Na liminar concedida no sábado em que determinou que a concessionária resolvesse o problema em três dias, o juiz federal João Bosco abriu prazo de 12 horas para a instituição de um grupo de trabalho com representantes do Ministério de Minas e Energia, da Eletronorte, da Companhia de Energia do Amapá (CEA) e da Isolux. “Estamos regredindo para os tempos da idade média, em razão de um Estado que enveredou totalmente para o descaminho da corrupção e da má gestão”, escreveu o juiz em sua decisão.

Apagão no Amapá gera crise de abastecimento e caos. Veja vídeos

Crise sem precedente

Em sua decisão, o magistrado alegou que ocorre no Amapá coloca em xeque todo o “precário sistema” de fiscalização federal sobre a empresa responsável pela manutenção dos serviços de subestação. O magistrado destacou que a apuração dos danos até agora está sendo capitaneada pelo governo federal sem que haja contrapartida do grupo espanhol.

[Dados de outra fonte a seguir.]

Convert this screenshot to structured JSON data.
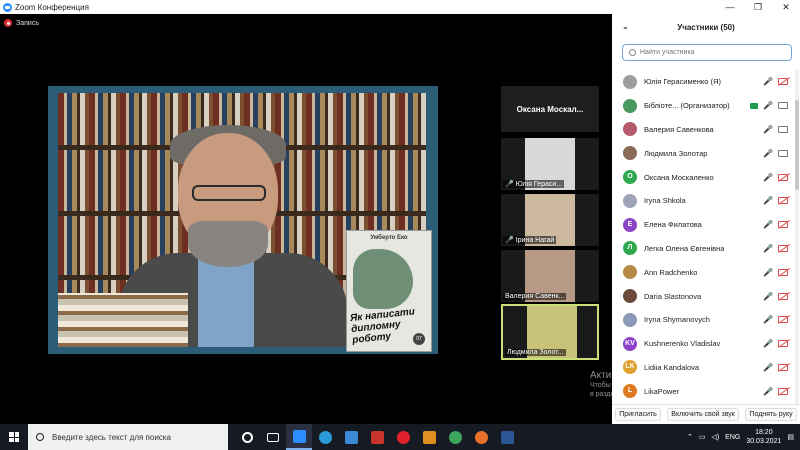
{
  "window": {
    "title": "Zoom Конференция",
    "controls": [
      "—",
      "❐",
      "✕"
    ]
  },
  "recording": {
    "label": "Запись"
  },
  "shared_content": {
    "book": {
      "author": "Умберто Еко",
      "title": "Як написати дипломну роботу",
      "badge": "07"
    }
  },
  "tiles": [
    {
      "name": "Оксана  Москал...",
      "label": "",
      "type": "name"
    },
    {
      "name": "",
      "label": "Юлія Гераси...",
      "type": "video",
      "muted": true,
      "color": "#d8d8d8"
    },
    {
      "name": "",
      "label": "Ірина Нагай",
      "type": "video",
      "muted": true,
      "color": "#cbb89e"
    },
    {
      "name": "",
      "label": "Валерия Савенк...",
      "type": "video",
      "muted": false,
      "color": "#b79a86"
    },
    {
      "name": "",
      "label": "Людмила Золот...",
      "type": "video",
      "muted": false,
      "color": "#c9c27a"
    }
  ],
  "participants": {
    "header": "Участники (50)",
    "search_placeholder": "Найти участника",
    "items": [
      {
        "name": "Юлія Герасименко (Я)",
        "avatar": "",
        "color": "#9e9e9e",
        "mic": "off",
        "cam": "off"
      },
      {
        "name": "Бібліоте... (Организатор)",
        "avatar": "",
        "color": "#4a9a5e",
        "mic": "on",
        "cam": "on"
      },
      {
        "name": "Валерия Савенкова",
        "avatar": "",
        "color": "#b45a6a",
        "mic": "on",
        "cam": "on"
      },
      {
        "name": "Людмила Золотар",
        "avatar": "",
        "color": "#8a6a58",
        "mic": "on",
        "cam": "on"
      },
      {
        "name": "Оксана Москаленко",
        "avatar": "O",
        "color": "#2fa84f",
        "mic": "off",
        "cam": "off"
      },
      {
        "name": "Iryna Shkola",
        "avatar": "",
        "color": "#a0a4b8",
        "mic": "off",
        "cam": "off"
      },
      {
        "name": "Елена Филатова",
        "avatar": "E",
        "color": "#8e44c8",
        "mic": "off",
        "cam": "off"
      },
      {
        "name": "Легка Олена Євгенівна",
        "avatar": "Л",
        "color": "#2fa84f",
        "mic": "off",
        "cam": "off"
      },
      {
        "name": "Ann Radchenko",
        "avatar": "",
        "color": "#b88a4a",
        "mic": "off",
        "cam": "off"
      },
      {
        "name": "Daria Slastonova",
        "avatar": "",
        "color": "#6a4a3a",
        "mic": "off",
        "cam": "off"
      },
      {
        "name": "Iryna Shymanovych",
        "avatar": "",
        "color": "#8a9ab8",
        "mic": "off",
        "cam": "off"
      },
      {
        "name": "Kushnerenko Vladislav",
        "avatar": "KV",
        "color": "#8e44c8",
        "mic": "off",
        "cam": "off"
      },
      {
        "name": "Lidiia Kandalova",
        "avatar": "LK",
        "color": "#e0a030",
        "mic": "off",
        "cam": "off"
      },
      {
        "name": "LikaPower",
        "avatar": "L",
        "color": "#e07a20",
        "mic": "off",
        "cam": "off"
      }
    ],
    "footer": {
      "invite": "Пригласить",
      "unmute": "Включить свой звук",
      "raise_hand": "Поднять руку"
    }
  },
  "watermark": {
    "title": "Активация Windows",
    "line1": "Чтобы активировать Windows, перейдите",
    "line2": "в раздел \"Параметры\"."
  },
  "taskbar": {
    "search_placeholder": "Введите здесь текст для поиска",
    "apps": [
      {
        "name": "cortana",
        "color": "#ffffff"
      },
      {
        "name": "task-view",
        "color": "#ffffff"
      },
      {
        "name": "zoom",
        "color": "#2d8cff"
      },
      {
        "name": "edge",
        "color": "#2a9bd8"
      },
      {
        "name": "store",
        "color": "#3a8ad8"
      },
      {
        "name": "powerpoint",
        "color": "#c9342a"
      },
      {
        "name": "opera",
        "color": "#e0202a"
      },
      {
        "name": "paint",
        "color": "#e09020"
      },
      {
        "name": "chrome",
        "color": "#3ba55c"
      },
      {
        "name": "firefox",
        "color": "#e8702a"
      },
      {
        "name": "word",
        "color": "#2b5797"
      }
    ],
    "language": "ENG",
    "time": "18:20",
    "date": "30.03.2021"
  }
}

O ministro de Minas e Energia, Bento Albuquerque, visitou o estado, onde se encontrou com o presidente do Senado, Davi Alcolumbre (DEM-AP). Bento Albuquerque autorizou o governo estadual a contratar até 150 MegaWatss (MW). O ministro afirmou que a energia deve voltar à normalidade em todo o estado em até dez dias.

O fogo começou na noite de terça-feira depois que um raio atingiu um transformador da Subestação de Macapá. As linhas de transmissão Laranjal/Macapá e as usinas hidrelétricas Coaracy Nunes e Ferreira Gomes foram desligadas automaticamente, segundo o Ministério de Minas e Energia. 

O apagão provocou crise de abastecimento de água, de alimentos e de combustível em todo o estado. Filas quilométricas para compra de combustível e de água se formaram pelas cidades. O comércio foi parcialmente fechado, faltaram alimentos nas prateleiras e a população ainda enfrenta também dificuldades para sacar dinheiro e lidar com o calor extremo da região.